Chapter 44: August 4

Today I trespassed at twilight. Twilight is the ideal time for pretending you live somewhere you don’t. The sky guard is changing, security is relaxed, and everyone’s just had a cocktail. In the gloaming, there is slippage. In this particular gloaming, I pretended to live in a Maine summer colony that’s in my town. Maine has many summer colonies, most of them built at the turn of the last century, most of which resemble adult camps. Each house has a decrepit porch with hard wooden chairs in which relaxation is meant to occur. The words that spring to mind when I look at these cottages are “backgammon” and “wife-swapping” and “gin.” Families have been swapping wives over backgammon and gin for generations. They are heritage families, I suppose. I know some of these heritage families. Heritage families tend to fray, and fight, and go spectacularly broke. They fail to fix rotting sills or replace window screens. This adds to the charming unattainability of such properties. You cannot purchase a century of hostility and neglect; you cannot purchase houses in which first editions of 1984 and old family letters are left unprotected, even when the houses are rented to strangers, as many are, in order to fund the most urgent repairs and the paying of taxes. To care so little for history raises the value immeasurably.

My friends are renting one of these houses; ergo we’d established a trespassing foothold. Just before the moon rose, we decided to walk to a nearby cottage we’d heard was for sale. My friends called it the Boston Marriage cottage because it was once owned by two women of independent means. We walked down the dirt lane carrying wineglasses so that we could pass as well as trespass. Open container strolls marked us as natives. We wondered about the origin of the term “Boston marriage.” Even though we had iPhones in our pockets, we preferred to hazard guesses. It would not be passing of us to Google a term we’d presumably used so many times without knowing what it meant that we no longer harbored any curiosity about its origin.

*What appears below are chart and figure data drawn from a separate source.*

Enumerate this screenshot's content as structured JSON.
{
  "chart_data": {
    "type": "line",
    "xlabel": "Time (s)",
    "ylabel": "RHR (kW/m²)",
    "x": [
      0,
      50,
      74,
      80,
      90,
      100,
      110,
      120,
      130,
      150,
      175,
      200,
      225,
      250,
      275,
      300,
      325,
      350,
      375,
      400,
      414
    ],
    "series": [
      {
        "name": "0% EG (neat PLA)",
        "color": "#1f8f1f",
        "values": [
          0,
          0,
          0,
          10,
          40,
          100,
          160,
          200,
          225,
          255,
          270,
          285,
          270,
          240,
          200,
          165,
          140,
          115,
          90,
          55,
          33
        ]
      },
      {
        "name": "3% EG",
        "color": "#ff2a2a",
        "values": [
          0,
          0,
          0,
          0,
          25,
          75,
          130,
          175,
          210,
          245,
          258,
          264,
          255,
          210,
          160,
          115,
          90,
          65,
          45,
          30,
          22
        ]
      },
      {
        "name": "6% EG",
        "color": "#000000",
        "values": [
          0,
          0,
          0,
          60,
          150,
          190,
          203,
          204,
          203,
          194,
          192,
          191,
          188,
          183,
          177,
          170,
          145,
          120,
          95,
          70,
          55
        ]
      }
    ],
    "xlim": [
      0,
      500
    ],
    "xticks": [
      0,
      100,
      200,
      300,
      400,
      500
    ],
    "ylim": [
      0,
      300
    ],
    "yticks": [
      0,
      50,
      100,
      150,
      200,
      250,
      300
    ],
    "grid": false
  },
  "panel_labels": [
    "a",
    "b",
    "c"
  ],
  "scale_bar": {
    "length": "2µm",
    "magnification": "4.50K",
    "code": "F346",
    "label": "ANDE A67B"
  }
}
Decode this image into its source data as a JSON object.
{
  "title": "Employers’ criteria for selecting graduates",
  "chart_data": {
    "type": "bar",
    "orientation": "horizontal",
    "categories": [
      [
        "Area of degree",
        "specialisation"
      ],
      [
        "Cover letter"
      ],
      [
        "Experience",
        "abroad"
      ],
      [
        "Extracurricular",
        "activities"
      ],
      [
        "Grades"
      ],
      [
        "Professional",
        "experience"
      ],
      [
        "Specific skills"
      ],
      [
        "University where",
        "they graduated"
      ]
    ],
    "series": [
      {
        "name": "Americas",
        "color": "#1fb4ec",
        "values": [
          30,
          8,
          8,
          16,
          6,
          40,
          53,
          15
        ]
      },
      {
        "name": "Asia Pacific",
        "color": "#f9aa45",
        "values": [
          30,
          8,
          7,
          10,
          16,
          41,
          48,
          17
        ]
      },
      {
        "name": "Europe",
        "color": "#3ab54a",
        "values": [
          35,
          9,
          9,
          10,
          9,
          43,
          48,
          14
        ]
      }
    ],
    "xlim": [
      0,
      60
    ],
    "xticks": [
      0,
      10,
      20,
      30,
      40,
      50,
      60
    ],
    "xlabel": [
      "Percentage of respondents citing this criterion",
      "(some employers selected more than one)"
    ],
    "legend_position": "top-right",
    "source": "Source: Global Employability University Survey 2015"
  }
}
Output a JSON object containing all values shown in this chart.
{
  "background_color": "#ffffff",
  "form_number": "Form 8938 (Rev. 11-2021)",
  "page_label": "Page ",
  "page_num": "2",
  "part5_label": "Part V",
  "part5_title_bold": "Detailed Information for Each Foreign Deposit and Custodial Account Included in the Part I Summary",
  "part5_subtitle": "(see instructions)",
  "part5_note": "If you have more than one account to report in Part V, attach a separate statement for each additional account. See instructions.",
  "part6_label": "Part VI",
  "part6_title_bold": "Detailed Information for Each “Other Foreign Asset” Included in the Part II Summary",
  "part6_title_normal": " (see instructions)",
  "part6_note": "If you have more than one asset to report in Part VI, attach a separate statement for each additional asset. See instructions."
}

The Boston Marriage cottage was located on Mandalay Lane. Mandalay! Colonialism was so predictable. Manderley, the name of the house in du Maurier’s Rebecca, seemed the shrewder and more literary fit, with its haunting of the new generation by the old, also its themes of passing and identity concealment. We were all the second Mrs. de Winter that night.

There was no “For Sale” shingle in front of the Boston Marriage cottage, which made us wonder if it had been sold, or if it had never been for sale in the first place. My friend, who hails from a multigenerational family of landowners in a historic area outside of Philadelphia, assured us that a sign would be gauche, or an indication of financial vulnerability. Their neighbors in the colony would gossip condemningly. Who would bother selling such a worthless thing? Only the desperately desperate.

We walked around the Boston Marriage cottage and peered into the windows. We sat on its deck and enjoyed the view. We guessed at the problems given its age and location. A complicated septic situation. Rot, infestation, unbearable neighbors. These seemed minor disincentives given the price, which we’d heard was reasonable. We guessed at the future problems that might mar this cottage were my friends to buy it. Men who never wanted to come and weren’t handy. Close-quartered children who quarreled when the fog parked in the harbor for days. My friends — both are women, best friends since girlhood — began scheming to buy this cottage together. They both had husbands. But they had yet to replace one another. Who ever replaces their friends with a lover? These two women took nearly all of their vacations together. Their individual families coexisted as a larger, extended family, headed by two matriarchs. We finished our drinks on the porch. My two friends reasoned that they were the cottage’s heirs apparent. “We basically have a Boston Marriage,” they said.